The premise sounds innocent enough. Terry and Marilyn have sold their suburban home and bought a pile of rubble in the Northumbrian Pennines too wretched even to be dignified by the term ruin. Somehow they intend to renovate this sad stack of stones into a four-bedroom home, doing all the work themselves. While holding down full-time jobs. And living on site in a caravan that most closely resembles a pilchard tin. During one of the worst winters in 40 years.
Need I go on? The track to the house is impassable to lorries, so all their building materials must be dumped half a mile away and transported bit by bit to the site.
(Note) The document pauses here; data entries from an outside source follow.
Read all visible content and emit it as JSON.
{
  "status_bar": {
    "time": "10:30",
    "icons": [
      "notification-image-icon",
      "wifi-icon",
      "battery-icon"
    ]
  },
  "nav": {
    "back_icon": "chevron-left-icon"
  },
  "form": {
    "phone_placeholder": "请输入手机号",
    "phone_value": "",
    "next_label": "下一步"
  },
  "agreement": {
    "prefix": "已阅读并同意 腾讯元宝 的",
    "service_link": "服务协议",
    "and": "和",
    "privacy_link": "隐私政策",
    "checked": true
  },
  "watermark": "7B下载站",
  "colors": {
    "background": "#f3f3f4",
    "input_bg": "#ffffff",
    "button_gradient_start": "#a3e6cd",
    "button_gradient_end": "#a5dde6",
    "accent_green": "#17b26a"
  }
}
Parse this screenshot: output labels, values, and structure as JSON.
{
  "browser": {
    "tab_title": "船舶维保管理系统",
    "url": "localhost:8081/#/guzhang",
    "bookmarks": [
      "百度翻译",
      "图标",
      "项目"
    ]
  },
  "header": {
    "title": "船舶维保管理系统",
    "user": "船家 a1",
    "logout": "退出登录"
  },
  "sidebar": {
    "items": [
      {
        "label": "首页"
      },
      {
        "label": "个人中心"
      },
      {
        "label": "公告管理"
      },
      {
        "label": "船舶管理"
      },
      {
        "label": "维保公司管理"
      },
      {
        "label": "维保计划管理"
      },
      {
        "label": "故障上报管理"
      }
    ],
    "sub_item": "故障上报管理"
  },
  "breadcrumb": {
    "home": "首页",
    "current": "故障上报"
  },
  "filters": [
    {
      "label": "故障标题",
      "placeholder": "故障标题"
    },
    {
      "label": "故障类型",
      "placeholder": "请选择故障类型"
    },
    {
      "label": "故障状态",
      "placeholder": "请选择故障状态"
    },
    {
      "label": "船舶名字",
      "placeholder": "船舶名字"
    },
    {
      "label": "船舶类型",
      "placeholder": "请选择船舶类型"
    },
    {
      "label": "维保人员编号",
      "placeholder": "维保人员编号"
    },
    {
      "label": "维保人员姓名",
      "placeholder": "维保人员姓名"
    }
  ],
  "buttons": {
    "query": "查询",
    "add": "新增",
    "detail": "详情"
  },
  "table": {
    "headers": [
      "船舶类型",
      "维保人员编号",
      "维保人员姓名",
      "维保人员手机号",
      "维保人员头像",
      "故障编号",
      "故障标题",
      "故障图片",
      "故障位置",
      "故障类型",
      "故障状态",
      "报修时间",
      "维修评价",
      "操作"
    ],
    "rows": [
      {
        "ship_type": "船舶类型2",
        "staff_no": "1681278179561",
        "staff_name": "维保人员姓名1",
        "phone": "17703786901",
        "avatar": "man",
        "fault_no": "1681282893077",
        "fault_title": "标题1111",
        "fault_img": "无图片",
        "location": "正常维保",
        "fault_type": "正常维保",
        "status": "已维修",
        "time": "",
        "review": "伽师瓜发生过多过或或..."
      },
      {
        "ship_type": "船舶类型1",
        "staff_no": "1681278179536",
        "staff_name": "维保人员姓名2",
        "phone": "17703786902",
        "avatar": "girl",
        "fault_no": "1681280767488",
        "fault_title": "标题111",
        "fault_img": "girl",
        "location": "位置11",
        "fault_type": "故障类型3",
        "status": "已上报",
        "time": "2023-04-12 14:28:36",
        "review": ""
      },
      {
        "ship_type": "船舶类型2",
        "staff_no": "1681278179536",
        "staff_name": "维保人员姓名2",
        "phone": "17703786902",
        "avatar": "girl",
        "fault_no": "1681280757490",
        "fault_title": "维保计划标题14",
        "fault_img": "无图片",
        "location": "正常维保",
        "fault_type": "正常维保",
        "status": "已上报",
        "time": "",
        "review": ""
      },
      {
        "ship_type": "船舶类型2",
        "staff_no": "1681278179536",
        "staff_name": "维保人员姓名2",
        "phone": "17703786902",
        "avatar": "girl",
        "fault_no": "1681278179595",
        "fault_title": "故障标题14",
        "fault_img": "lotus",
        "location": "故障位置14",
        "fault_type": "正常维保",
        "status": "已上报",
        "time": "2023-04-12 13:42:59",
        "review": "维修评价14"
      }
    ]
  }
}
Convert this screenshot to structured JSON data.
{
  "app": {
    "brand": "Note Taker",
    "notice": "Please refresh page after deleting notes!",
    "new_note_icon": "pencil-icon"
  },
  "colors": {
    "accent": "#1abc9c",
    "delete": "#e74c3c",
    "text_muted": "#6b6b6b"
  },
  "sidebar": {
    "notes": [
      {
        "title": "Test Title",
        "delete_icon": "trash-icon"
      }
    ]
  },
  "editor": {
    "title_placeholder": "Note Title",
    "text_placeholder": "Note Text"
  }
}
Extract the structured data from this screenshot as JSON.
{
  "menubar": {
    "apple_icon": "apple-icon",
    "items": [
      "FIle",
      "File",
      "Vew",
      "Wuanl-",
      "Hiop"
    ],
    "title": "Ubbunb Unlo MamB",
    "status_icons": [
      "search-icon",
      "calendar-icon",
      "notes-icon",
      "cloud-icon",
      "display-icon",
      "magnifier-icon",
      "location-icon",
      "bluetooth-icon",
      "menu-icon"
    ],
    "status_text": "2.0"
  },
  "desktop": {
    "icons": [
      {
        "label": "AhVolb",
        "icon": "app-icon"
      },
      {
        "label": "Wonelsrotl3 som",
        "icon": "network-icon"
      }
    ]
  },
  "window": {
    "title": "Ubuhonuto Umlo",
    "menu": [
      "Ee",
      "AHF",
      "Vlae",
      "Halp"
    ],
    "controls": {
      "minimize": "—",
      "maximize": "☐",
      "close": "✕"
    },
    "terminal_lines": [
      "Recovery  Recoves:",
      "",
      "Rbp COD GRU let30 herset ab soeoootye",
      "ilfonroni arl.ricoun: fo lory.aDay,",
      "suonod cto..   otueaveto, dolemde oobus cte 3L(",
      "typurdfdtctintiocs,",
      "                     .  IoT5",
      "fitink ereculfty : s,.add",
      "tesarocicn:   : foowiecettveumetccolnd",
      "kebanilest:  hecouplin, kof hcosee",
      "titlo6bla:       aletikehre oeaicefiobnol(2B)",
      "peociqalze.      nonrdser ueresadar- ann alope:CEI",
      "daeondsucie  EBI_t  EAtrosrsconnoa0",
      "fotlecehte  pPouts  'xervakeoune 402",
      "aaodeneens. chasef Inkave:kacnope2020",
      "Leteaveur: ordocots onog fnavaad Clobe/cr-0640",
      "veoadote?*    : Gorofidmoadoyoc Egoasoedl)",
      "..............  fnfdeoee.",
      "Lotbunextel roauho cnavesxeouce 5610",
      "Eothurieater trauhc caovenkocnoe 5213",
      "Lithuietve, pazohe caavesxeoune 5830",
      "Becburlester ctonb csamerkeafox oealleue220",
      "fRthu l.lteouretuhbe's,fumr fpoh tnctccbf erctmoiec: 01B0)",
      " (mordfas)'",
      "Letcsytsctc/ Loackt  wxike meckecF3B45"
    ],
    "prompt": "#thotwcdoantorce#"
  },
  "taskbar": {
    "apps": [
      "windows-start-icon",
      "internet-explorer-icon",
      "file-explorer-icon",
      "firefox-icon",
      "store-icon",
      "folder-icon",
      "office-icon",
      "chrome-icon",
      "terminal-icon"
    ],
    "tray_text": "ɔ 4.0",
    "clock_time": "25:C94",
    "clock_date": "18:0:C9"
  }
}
Strict conservation guidelines mean, for example, that the original, spectacularly irregular roof slates must be reused, which would be fine except that Marilyn has to sort through 500 of them every time Terry needs to lay one and then haul the tombstone-sized bit of rock up to him. A storm washes away 16 tonnes of carefully transported and piled builders' sand. They have to mix and lay 15 tonnes of concrete in one day - in the snow. In true Geordie fashion, one of Terry's sons goes about this in a T-shirt.
This suffering would be almost, almost, worth it for the view of the valley, one of the most remote and unspoilt places in the Britain, but I'm not sure that pretty scenery can compensate for everything else.
"Winter usually starts [in September]," says one local farmer sagely. "But this year, July and August were very bad, too."
By the time the first rains and thuggish, caravan-warping winds hit, I would have been calling out for the fiendish camera crew from Tokyo and their bath of battery acid, but Terry and Marilyn claim to be loving every minute. "I've never been so happy in my life," Marilyn rhapsodises, sitting in newly roofed squalor, a fire sputtering feebly beside her.
I find their attitude utterly astonishing. Are they being brave for the cameras or have they simply lost their discomfort genes?
As a veteran of a couple of far punier renovations, I fail to understand how anyone, even the equity-obsessed British middle-classes, can enjoy this level of hardship. Maddeningly, the makers don't really press the couple on this; it's left to you to decide whether they are hoary-handed stoics or starry-eyed lunatics. I'm still making up my mind.
There's no getting away from the fact that this show is a very thorough homage to - if not a complete copy of - Grand Designs. I would be pushed to name one significant element that was different: the triumph over adversity; the breathtaking vision of the participants; even the presenter's hand-wringing chats to camera (although George Clarke does not begin to compare to that piece of bluestocking totty, Kevin McCloud).
But Grand Designs is a great programme, so why not produce a well-researched, nicely-filmed lookie-likie such as this one? With a television schedule often cluttered with unwatchable examples of neophilia and audiences turning in droves to the satellite re-run channels, I am beginning to feel that originality is a very over-rated virtue.